When newly qualified doctor Andrew Manson takes up his first post in a Welsh mining community, the young Scot brings with him a bagful of idealism and enthusiasm. Both are soon strained to the limit as Andrew discovers the reality of performing operations on a kitchen table and washing in a scullery, of unspeakable sanitation, of common infantile cholera and systemic corruption. There are no X-rays, no ambulances – nothing to combat the disease and poverty.
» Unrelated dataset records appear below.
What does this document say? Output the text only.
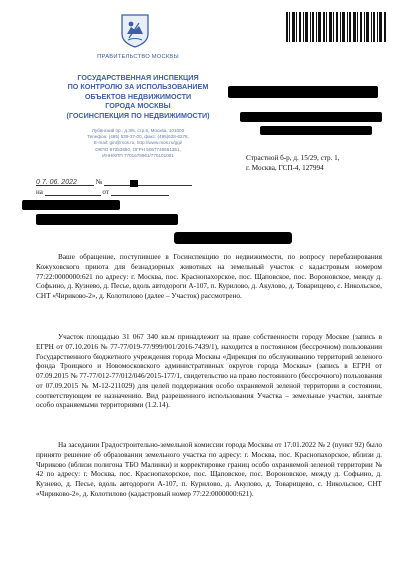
ПРАВИТЕЛЬСТВО МОСКВЫ
ГОСУДАРСТВЕННАЯ ИНСПЕКЦИЯ
ПО КОНТРОЛЮ ЗА ИСПОЛЬЗОВАНИЕМ
ОБЪЕКТОВ НЕДВИЖИМОСТИ
ГОРОДА МОСКВЫ
(ГОСИНСПЕКЦИЯ ПО НЕДВИЖИМОСТИ)
Лубянский пр., д.3/6, стр.6, Москва, 101000
Телефон: (495) 539-37-00, факс: (495)628-6278,
E-mail: gin@mos.ru, http://www.mos.ru/ggi/
ОКПО 97253660, ОГРН 5067746661351,
ИНН/КПП 7701679961/770101001	Страстной б-р, д. 15/29, стр. 1,
г. Москва, ГСП-4, 127994
0 7. 06. 2022	№
на	от

Ваше обращение, поступившее в Госинспекцию по недвижимости, по вопросу перебазирования Кожуховского приюта для безнадзорных животных на земельный участок с кадастровым номером 77:22:0000000:621 по адресу: г. Москва, пос. Краснопахорское, пос. Щаповское, пос. Вороновское, между д. Софьино, д. Кузнево, д. Песье, вдоль автодороги А-107, п. Курилово, д. Акулово, д. Товарищево, с. Никольское, СНТ «Чириково-2», д. Колотилово (далее – Участок) рассмотрено.

Участок площадью 31 067 340 кв.м принадлежит на праве собственности городу Москве (запись в ЕГРН от 07.10.2016 № 77-77/019-77/999/001/2016-7439/1), находится в постоянном (бессрочном) пользовании Государственного бюджетного учреждения города Москвы «Дирекция по обслуживанию территорий зеленого фонда Троицкого и Новомосковского административных округов города Москвы» (запись в ЕГРН от 07.09.2015 № 77-77/012-77/012/046/2015-177/1, свидетельство на право постоянного (бессрочного) пользования от 07.09.2015 № М-12-211029) для целей поддержания особо охраняемой зеленой территории в состоянии, соответствующем ее назначению. Вид разрешенного использования Участка – земельные участки, занятые особо охраняемыми территориями (1.2.14).

На заседании Градостроительно-земельной комиссии города Москвы от 17.01.2022 № 2 (пункт 92) было принято решение об образовании земельного участка по адресу: г. Москва, пос. Краснопахорское, вблизи д. Чириково (вблизи полигона ТБО Малинки) и корректировке границ особо охраняемой зеленой территории № 42 по адресу: г. Москва, пос. Краснопахорское, пос. Щаповское, пос. Вороновское, между д. Софьино, д. Кузнево, д. Песье, вдоль автодороги А-107, п. Курилово, д. Акулово, д. Товарищево, с. Никольское, СНТ «Чириково-2», д. Колотилово (кадастровый номер 77:22:0000000:621).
It isn’t long before Andrew’s outspoken manner wins him both friends and enemies, but he risks losing his idealism when the fashionable, greedy world of London medicine claims him, with its private clinics, wealthy, spoilt patients and huge rewards.

A. J. Cronin was born in Cardross, Scotland, in 1896 and studied at the University of Glasgow. In 1916 he served as a surgeon sub-lieutenant in the Royal Navy Volunteer Reserve, and at the war’s end he completed his medical studies and practised in South Wales. He was later appointed to the Ministry of Mines, studying the medical problems of the mining industry. He later moved to London and built up a successful practice in the West End. In 1931 he published his first book, Hatter’s Castle, which was compared with the work of Dickens, Hardy and Balzac, winning him critical acclaim. Six years later he published The Citadel, which brought attention to the incompetence of medical practice and helped incite the establishment of the NHS. Cronin died in 1981.